Remember, in the early days of iPhone, Pandora and Apple, for all intents and purposes, partnered. If you recall, Steve Jobs welcomed Pandora co-founder Tim Westergren to the stage at a 2010 iPhone event to show how Pandora functions on the device and talk up the success of the partnership.
Competition might appear to suffer on the surface, but innovation certainly would not. It would flourish. And that's a good deal for everyone, particularly listeners. If nothing else, the ability these services have and will continue to develop to target and tailor advertising and promotions to subsets of users would be mind-blowing in scope, scale, and effectiveness.
Together or apart, Apple Music and Spotify also benefit the music industry. They do that today. And they'll continue to going forward. If the music industry was smart, it would have abandoned the royalty fight long ago in favor of an approach that leaves that money on the table in exchange for aggressive partnership and promotion.
Together, Apple Music and Spotify could not only command better royalty deals, but they could provide even more value to smaller and independent musicians than they already do. This in addition to what the combination could accomplish for the larger music industrial complex.
Ever since the days when I was covering and bullish Pandora, small and independent artist objections to streaming made me laugh. Indie artists have always had a weak argument.
In the old days of record sales and radio airplay, most were as poor as they are today and never received spins on broadcast radio. Thanks to Pandora initially and now, more so, Apple Music and Spotify, the opportunity indies stand to seize has never been greater. They act like they once took in a whole bunch of money and streaming took that away. Not the case. They were always poor.
Streaming gives them the exposure they never had. It's as tough of a racket as it has ever been, but at least, streaming affords independent acts the opportunity to actually be heard. Your chance at success if you make music your career has always been slim. Streaming didn't make that the case. Rather, streaming gives the dreamers a fighting chance.

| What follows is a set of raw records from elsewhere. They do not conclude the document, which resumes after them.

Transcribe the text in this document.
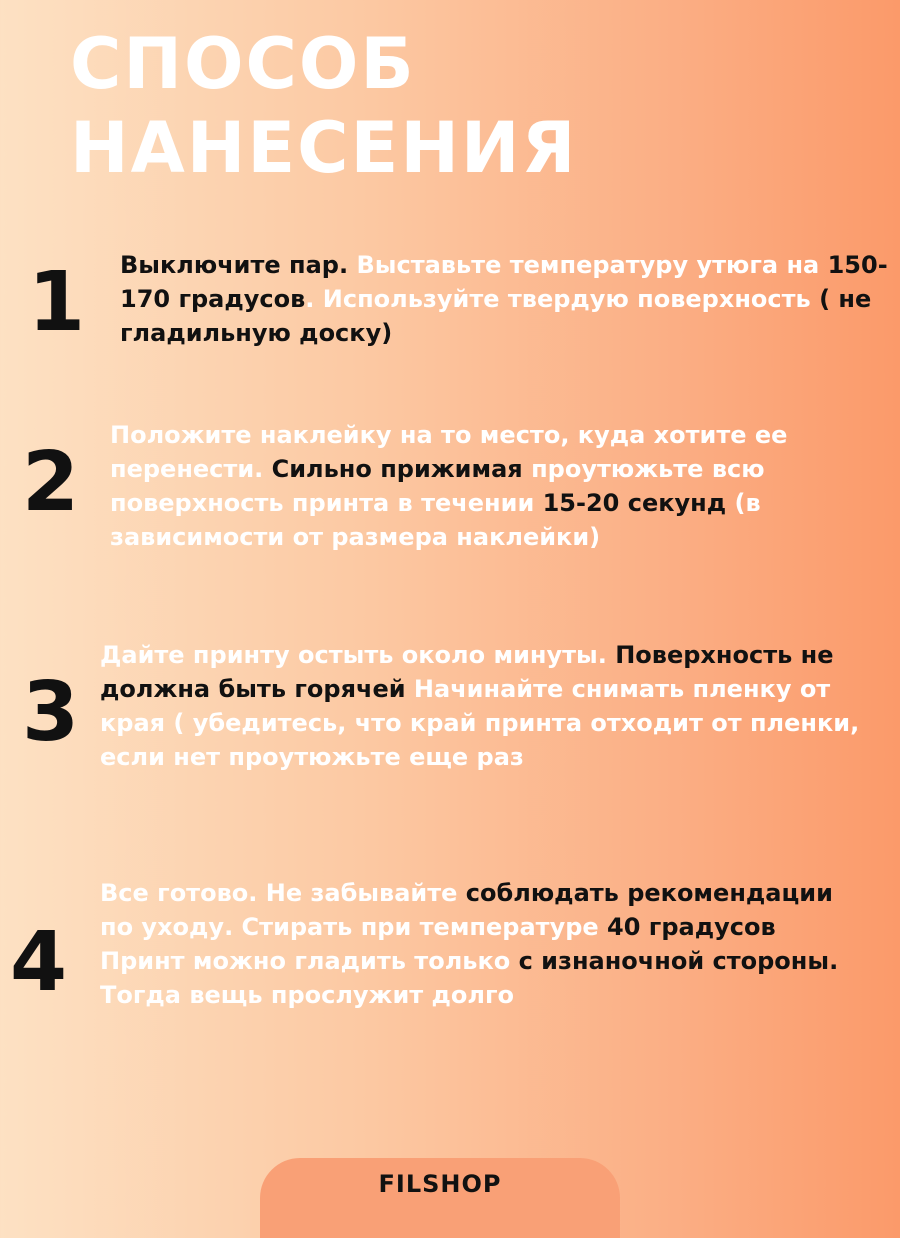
СПОСОБ
НАНЕСЕНИЯ
1 Выключите пар. Выставьте температуру утюга на 150-170 градусов. Используйте твердую поверхность ( не гладильную доску)
2 Положите наклейку на то место, куда хотите ее перенести. Сильно прижимая проутюжьте всю поверхность принта в течении 15-20 секунд (в зависимости от размера наклейки)
3
Дайте принту остыть около минуты. Поверхность не должна быть горячей Начинайте снимать пленку от края ( убедитесь, что край принта отходит от пленки, если нет проутюжьте еще раз
4
Все готово. Не забывайте соблюдать рекомендации по уходу. Стирать при температуре 40 градусов Принт можно гладить только с изнаночной стороны. Тогда вещь прослужит долго
FILSHOP
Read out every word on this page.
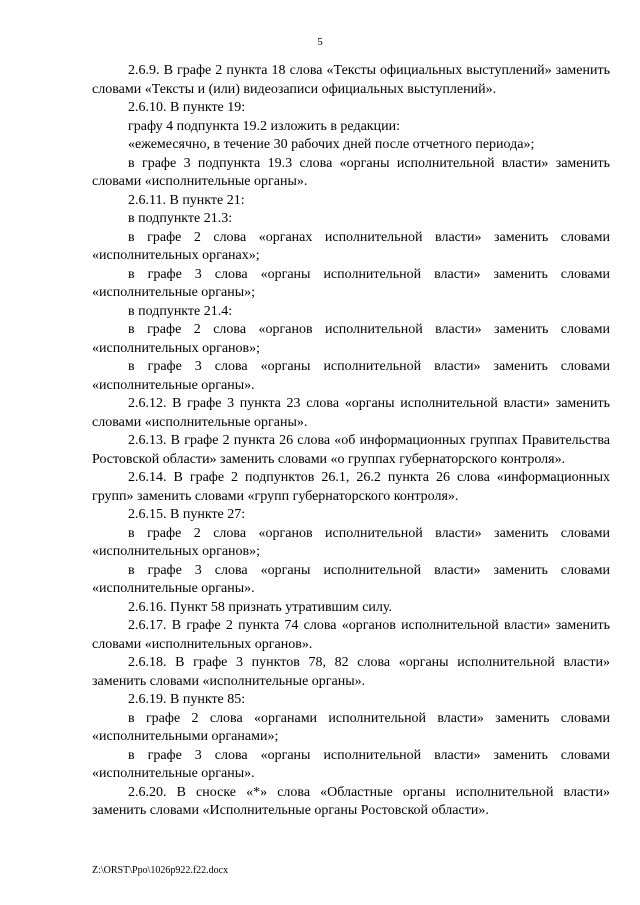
5

2.6.9. В графе 2 пункта 18 слова «Тексты официальных выступлений» заменить словами «Тексты и (или) видеозаписи официальных выступлений».

2.6.10. В пункте 19:

графу 4 подпункта 19.2 изложить в редакции:

«ежемесячно, в течение 30 рабочих дней после отчетного периода»;

в графе 3 подпункта 19.3 слова «органы исполнительной власти» заменить словами «исполнительные органы».

2.6.11. В пункте 21:

в подпункте 21.3:

в графе 2 слова «органах исполнительной власти» заменить словами «исполнительных органах»;

в графе 3 слова «органы исполнительной власти» заменить словами «исполнительные органы»;

в подпункте 21.4:

в графе 2 слова «органов исполнительной власти» заменить словами «исполнительных органов»;

в графе 3 слова «органы исполнительной власти» заменить словами «исполнительные органы».

2.6.12. В графе 3 пункта 23 слова «органы исполнительной власти» заменить словами «исполнительные органы».

2.6.13. В графе 2 пункта 26 слова «об информационных группах Правительства Ростовской области» заменить словами «о группах губернаторского контроля».

2.6.14. В графе 2 подпунктов 26.1, 26.2 пункта 26 слова «информационных групп» заменить словами «групп губернаторского контроля».

2.6.15. В пункте 27:

в графе 2 слова «органов исполнительной власти» заменить словами «исполнительных органов»;

в графе 3 слова «органы исполнительной власти» заменить словами «исполнительные органы».

2.6.16. Пункт 58 признать утратившим силу.

2.6.17. В графе 2 пункта 74 слова «органов исполнительной власти» заменить словами «исполнительных органов».

2.6.18. В графе 3 пунктов 78, 82 слова «органы исполнительной власти» заменить словами «исполнительные органы».

2.6.19. В пункте 85:

в графе 2 слова «органами исполнительной власти» заменить словами «исполнительными органами»;

в графе 3 слова «органы исполнительной власти» заменить словами «исполнительные органы».

2.6.20. В сноске «*» слова «Областные органы исполнительной власти» заменить словами «Исполнительные органы Ростовской области».

Z:\ORST\Ppo\1026p922.f22.docx
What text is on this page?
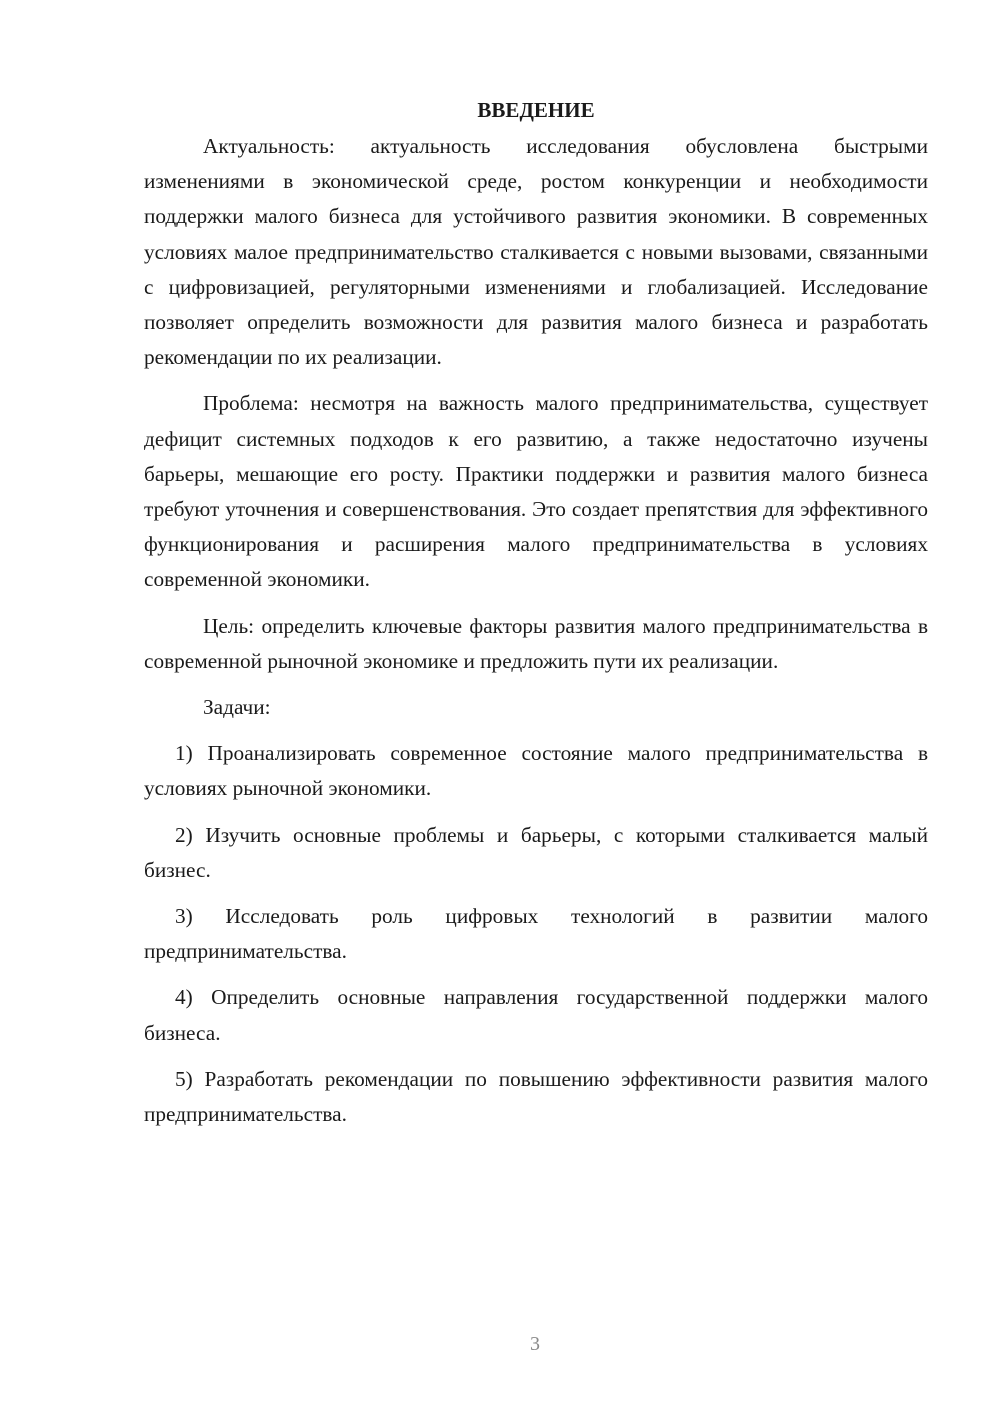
ВВЕДЕНИЕ

Актуальность: актуальность исследования обусловлена быстрыми изменениями в экономической среде, ростом конкуренции и необходимости поддержки малого бизнеса для устойчивого развития экономики. В современных условиях малое предпринимательство сталкивается с новыми вызовами, связанными с цифровизацией, регуляторными изменениями и глобализацией. Исследование позволяет определить возможности для развития малого бизнеса и разработать рекомендации по их реализации.

Проблема: несмотря на важность малого предпринимательства, существует дефицит системных подходов к его развитию, а также недостаточно изучены барьеры, мешающие его росту. Практики поддержки и развития малого бизнеса требуют уточнения и совершенствования. Это создает препятствия для эффективного функционирования и расширения малого предпринимательства в условиях современной экономики.

Цель: определить ключевые факторы развития малого предпринимательства в современной рыночной экономике и предложить пути их реализации.

Задачи:

1) Проанализировать современное состояние малого предпринимательства в условиях рыночной экономики.

2) Изучить основные проблемы и барьеры, с которыми сталкивается малый бизнес.

3) Исследовать роль цифровых технологий в развитии малого предпринимательства.

4) Определить основные направления государственной поддержки малого бизнеса.

5) Разработать рекомендации по повышению эффективности развития малого предпринимательства.

3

It gives the truly talented and/or savvy a viable platform from which they can attempt to use as a springboard for success.
That said, as part of their efforts to steal ad dollars from local radio markets across the globe (particularly in the U.S.), Apple Music and Spotify should do everything in their power to take local bands along for the ride. Pandora started doing exactly this before it hit obstacles it could not overcome. Pandora's acquisition of Ticketfly (which I predicted) was supposed to aid this process. It never materialized. But it can now.
In addition to advertising, Apple Music and Spotify have the ability (and I would argue a moral obligation) to wrestle the business of promotion and ticketing away from the major players. Tech companies can do more for artists - big, small, and everywhere in between - than old school bureaucracies such as Ticketmaster (LYV) ever would. It's not in the latter's culture. It is Apple Music and Spotify's culture.
Bottom line - opportunity abounds in myriad directions. I'm excited to watch Apple Music and Spotify battle over it. I would be even more excited to watch the two crush the opportunity together.
Conclusion
Today, I would buy Apple stock on the future potential of its Services segment alone. I would buy Spotify because, over the next year or two, it could make its current clip of 30-plus percent year-over-year subscriber growth seem small.
While it's never a good idea to buy a stock solely on its attractiveness as an M&A target, Spotify absolutely is one of those attractive targets. Apple doesn't make massive acquisitions all that often. However, Tim Cook would likely rue the day he let a competitor buy Spotify. It would be a shame because the best synergies exist in a marriage between Apple and Spotify.
Disclosure: I/we have no positions in any stocks mentioned, and no plans to initiate any positions within the next 72 hours. I wrote this article myself, and it expresses my own opinions. I am not receiving compensation for it (other than from Seeking Alpha). I have no business relationship with any company whose stock is mentioned in this article.